Todavia, as pesquisas também revelam um déficit no aspecto teórico- prático da formação profissional do professor, aliada a uma inócua formação geral e científico-pedagógica. Diante do desafio de formar professores de matemática para o ensino fundamental e médio, então, como (e quando) se constituem os saberes experenciais? Como (e quando) se aprende a ensinar matemática às crianças e aos jovens da escola básica?

A partir dos relatos dos sujeitos da pesquisa, uma fala evidenciou o que outras pesquisas já apontaram: se aprende a ensinar ensinando. Nesse sentido, é evidente a importância da relação com o outro na constituição do sujeito e, neste caso, a relação professor(a)-aluno(a) possibilita a apropriação

dos saberes pedagógicos da matemática, isto é, na sala de aula se aprende a ensinar matemática.

Paralelamente à experiência docente, a experiência enquanto aluno da graduação também muito contribui – segundo as pesquisas de Liston e Zeichner (1993) – para a aquisição dos saberes docentes na medida em que essa experiência discente o permite decidir sobre o tipo de aula/ambiente que será tecido em seu lócus profissional.

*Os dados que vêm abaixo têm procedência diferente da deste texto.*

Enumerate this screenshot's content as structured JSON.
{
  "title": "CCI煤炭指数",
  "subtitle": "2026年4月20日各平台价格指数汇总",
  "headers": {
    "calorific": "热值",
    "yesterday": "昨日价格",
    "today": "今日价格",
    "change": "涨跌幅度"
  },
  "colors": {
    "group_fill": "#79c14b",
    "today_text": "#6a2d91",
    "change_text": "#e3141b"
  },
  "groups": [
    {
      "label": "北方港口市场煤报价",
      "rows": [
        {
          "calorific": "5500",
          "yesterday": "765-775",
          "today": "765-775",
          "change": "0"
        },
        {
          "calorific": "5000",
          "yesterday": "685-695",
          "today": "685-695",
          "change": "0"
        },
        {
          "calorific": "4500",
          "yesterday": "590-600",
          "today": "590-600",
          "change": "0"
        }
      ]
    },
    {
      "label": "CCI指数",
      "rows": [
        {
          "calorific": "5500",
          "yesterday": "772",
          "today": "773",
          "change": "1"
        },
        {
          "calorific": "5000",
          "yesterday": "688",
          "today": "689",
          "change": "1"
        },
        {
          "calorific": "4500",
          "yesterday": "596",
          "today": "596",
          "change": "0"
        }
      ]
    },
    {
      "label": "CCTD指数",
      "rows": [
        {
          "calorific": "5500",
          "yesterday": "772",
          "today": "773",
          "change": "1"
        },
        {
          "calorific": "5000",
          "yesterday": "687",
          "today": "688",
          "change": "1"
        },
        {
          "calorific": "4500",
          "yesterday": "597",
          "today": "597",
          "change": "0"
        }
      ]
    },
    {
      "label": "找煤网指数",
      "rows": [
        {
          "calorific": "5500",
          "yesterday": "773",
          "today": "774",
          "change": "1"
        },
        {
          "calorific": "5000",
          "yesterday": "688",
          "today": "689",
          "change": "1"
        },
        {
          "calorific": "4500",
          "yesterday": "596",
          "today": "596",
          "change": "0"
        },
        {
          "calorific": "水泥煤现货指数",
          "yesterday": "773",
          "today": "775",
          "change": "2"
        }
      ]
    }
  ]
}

Os autores enfatizam Larrosa, já citado, e corroboram com a idéia do saber experencial determinante do fazer docente enquanto conhecimento imprescritível, irrepetível e idiossincrático .

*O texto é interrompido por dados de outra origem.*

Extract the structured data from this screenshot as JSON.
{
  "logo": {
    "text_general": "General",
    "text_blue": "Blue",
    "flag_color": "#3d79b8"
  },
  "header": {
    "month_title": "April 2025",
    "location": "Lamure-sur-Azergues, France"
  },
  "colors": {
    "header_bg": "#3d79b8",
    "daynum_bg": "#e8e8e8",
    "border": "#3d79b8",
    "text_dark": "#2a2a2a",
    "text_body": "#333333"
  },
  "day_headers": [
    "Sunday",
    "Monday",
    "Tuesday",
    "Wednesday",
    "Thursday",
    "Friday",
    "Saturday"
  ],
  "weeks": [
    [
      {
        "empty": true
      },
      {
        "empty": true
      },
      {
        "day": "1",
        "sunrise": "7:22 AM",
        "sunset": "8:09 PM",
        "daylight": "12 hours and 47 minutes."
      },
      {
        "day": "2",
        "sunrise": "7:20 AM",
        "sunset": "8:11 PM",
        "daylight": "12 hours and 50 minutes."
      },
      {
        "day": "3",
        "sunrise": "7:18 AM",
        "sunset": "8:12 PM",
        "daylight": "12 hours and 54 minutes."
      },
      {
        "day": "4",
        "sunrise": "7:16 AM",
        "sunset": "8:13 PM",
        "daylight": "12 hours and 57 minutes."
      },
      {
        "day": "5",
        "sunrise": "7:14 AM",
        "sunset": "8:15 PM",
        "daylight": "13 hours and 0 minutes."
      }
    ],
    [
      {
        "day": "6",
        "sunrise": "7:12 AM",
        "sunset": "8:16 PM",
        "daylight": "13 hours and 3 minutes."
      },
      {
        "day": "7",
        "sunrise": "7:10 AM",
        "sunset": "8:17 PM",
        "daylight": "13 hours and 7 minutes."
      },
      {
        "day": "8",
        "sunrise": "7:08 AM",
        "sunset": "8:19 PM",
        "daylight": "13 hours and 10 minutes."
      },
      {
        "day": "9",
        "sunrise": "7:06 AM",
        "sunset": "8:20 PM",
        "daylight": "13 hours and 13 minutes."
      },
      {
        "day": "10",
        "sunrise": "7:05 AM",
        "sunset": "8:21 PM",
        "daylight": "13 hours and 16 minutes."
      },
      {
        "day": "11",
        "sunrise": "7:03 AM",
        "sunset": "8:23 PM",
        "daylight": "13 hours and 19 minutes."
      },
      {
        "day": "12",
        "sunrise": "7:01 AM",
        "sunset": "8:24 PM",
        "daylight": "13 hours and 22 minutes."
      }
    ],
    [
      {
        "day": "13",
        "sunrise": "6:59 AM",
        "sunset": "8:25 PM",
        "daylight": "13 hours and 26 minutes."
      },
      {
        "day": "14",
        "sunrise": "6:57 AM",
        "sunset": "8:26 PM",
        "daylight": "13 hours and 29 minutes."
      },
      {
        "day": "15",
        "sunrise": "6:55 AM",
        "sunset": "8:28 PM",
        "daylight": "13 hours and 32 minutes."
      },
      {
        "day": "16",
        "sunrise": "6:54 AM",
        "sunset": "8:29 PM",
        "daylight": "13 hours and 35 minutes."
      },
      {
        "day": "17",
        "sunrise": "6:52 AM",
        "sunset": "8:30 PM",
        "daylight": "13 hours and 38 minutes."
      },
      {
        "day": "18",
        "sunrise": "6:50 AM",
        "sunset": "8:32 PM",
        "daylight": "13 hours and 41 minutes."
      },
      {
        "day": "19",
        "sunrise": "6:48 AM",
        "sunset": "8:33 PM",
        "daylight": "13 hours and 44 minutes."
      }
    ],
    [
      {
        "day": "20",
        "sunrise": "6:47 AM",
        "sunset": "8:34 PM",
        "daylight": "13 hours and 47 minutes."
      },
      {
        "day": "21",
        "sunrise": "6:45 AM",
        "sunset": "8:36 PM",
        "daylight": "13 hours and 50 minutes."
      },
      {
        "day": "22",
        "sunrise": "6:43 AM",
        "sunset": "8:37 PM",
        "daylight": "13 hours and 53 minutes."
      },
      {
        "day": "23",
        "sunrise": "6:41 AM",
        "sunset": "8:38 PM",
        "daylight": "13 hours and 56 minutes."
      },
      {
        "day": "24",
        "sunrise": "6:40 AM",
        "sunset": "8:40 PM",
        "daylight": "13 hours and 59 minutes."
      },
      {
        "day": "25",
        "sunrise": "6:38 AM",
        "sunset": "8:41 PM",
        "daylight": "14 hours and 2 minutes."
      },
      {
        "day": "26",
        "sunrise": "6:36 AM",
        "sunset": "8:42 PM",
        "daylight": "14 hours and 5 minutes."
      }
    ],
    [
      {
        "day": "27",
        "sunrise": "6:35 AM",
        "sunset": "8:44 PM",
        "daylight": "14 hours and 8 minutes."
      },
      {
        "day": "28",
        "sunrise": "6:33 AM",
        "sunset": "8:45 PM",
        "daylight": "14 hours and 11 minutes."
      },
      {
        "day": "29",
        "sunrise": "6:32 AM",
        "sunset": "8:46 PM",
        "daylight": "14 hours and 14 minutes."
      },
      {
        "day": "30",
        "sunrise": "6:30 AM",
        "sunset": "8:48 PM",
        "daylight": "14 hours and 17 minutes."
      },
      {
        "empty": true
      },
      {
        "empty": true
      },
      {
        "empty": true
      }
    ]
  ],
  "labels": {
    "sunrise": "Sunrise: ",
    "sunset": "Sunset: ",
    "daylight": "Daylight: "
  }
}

Barth (1993) e Gauthier (1998) são também apontados no sentido de que consideram a experiência um saber individual, mas também coletivo, contudo, consideram não ser a experiência em si que determina o saber docente, mas as relações estabelecidas entre os sujeitos que as realiza em termos de improviso, isto é, de maneira não programada.

Freire (1996) re-significa a natureza experencial educativa ao considerar que aprendemos ao ensinar e ensinamos ao aprender, reflexão que ressalto justamente por constituir o pano de fundo da presente investigação e a base ideacional da concepção central que intenciono tecer entre as áreas das ciências.

Os sujeitos da pesquisa dos autores por ora investigados apontam a relevância da experiência docente no ensino fundamental e médio como forma de apropriação dos saberes atinentes ao conhecimento matemático e ao contexto de atuação daquele que está sendo formado, ou seja, o futuro professor.

Portanto, o curso de licenciatura em matemática é um lugar de reflexão e de investigação sobre a educação matemática como forma de diminuir a distância existente entre o ensino acadêmico e o escolar.

Em função dessas considerações a respeito do ensino da matemática e sobre a formação dos professores que formam os professores de matemática, os autores ainda apresentam aspectos docentes e institucionais dos sujeitos investigados, a saber:

(i) sua formação acadêmica é predominantemente técnico-formal, além de inócua para a docência nos cursos de licenciatura em matemática;

(ii) suas oportunidades de estudo e reflexão sobre os aspectos epistemológicos e histórico-sociais da educação matemática são escassas;

(iii) seus saberes sobre a prática docente são construídos a partir da própria experiência, sem relação nem teórica nem prática com a formação acadêmica desejável dos professores de matemática;

(iv) suas oportunidades de debates inexistem sobre temas e questões do presente tais como: (a) o papel social e político da matemática, (b) o tipo mais adequado de abordagem junto ao homem contemporâneo, (c) a delimitação entre a matemática escolar, a popular e a acadêmica, bem como sobre (d) as contribuições das TICs para a educação matemática, (e) a articulação entre as diferentes linguagens e (f) os conteúdos matemáticos e sua inserção na escola básica.

Articular a formação didático-pedagógica e a formação matemática do futuro professor se põe como um dos maiores desafios deste século em termos da consolidação de uma formação acadêmica coerente e adequada que vislumbre minimizar a distância entre o ensinar e o aprender matemática na escola básica. Para tal, a universidade não pode (mais) permanecer à margem da realidade sócio-cultural atual, mas pode articular grupos de estudos, nos quais os saberes sejam de fato compartilhados, re-significados e re- construídos.